Since its inception, CTS has lived -- literally and figuratively -- on the frontier. Established in the boomtown of Chicago in 1855, the Seminary’s first mission was to train church leaders to serve on America’s western frontier.
Throughout its history CTS has been a pioneer in theological education:
- Its very first curriculum in 1855 required students to combine theory and practice, action and reflection by serving in churches and mission settings across the Midwest. In doing so, CTS created the first field education component ever introduced into a seminary curriculum in the US.
- In the early 20th century, CTS professor Graham Taylor established the first distinct department of Christian Sociology in an American theological school. Working closely with Jane Adams, Taylor established the Chicago Commons settlement house and a graduate school of social work, which later became the University of Chicago’s School of Social Service Administration.
- CTS faculty member Anton Boisen taught a group of students to minister more effectively to the physically, mentally and emotionally ill. Boisen’s work led to the founding, in 1930, of “The Council for the Clinical Training of Theological Students” – which, in 1967, merged with several other organizations to form the Association for Clinical Pastoral Education (ACPE).
- In launching a Doctorate of Religion program in 1965, CTS became one of the first seminaries to establish a professional, fully accredited doctorate in ministry.
In addition to being a pioneer in theological education, a commitment to social justice and societal transformation has been a hallmark of CTS:
- CTS faculty and students participated in the abolitionist movement and the Underground Railroad prior to the Civil War.
- When the Great Chicago Fire killed 300 people and left 90,000 homeless, in 1871, CTS students helped rescue and care for women, men and children.
- As immigration increased on the frontier, CTS led the charge for being inclusive by having theology and Bible courses taught in other languages.
- In 1902, eighteen years before women received the right to vote in the US, CTS was the first seminary to award a degree in divinity to a woman, Florence Fensham.
- In 1957, CTS became the first seminary in America to award the Rev. Dr.

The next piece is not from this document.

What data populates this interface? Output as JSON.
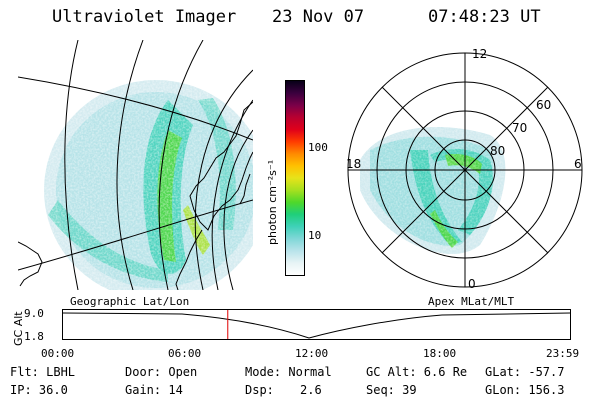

Martin Luther King, Jr. an honorary Doctor of Divinity degree for his activism in the Civil Rights movement.
- During the 1960s, CTS students and faculty were involved various activities and efforts to advance the cause of Civil Rights. Likewise, in the ‘80s, they were fully engaged in the anti-Apartheid movement in South Africa.
- In 1986, CTS awarded Archbishop Desmond Tutu an honorary Doctor of Divinity degree for his transformational activism against Apartheid.
- In 2009, CTS became the only free-standing Protestant seminary to endow a chair in Jewish Studies, advancing interfaith engagement and multi-faith education.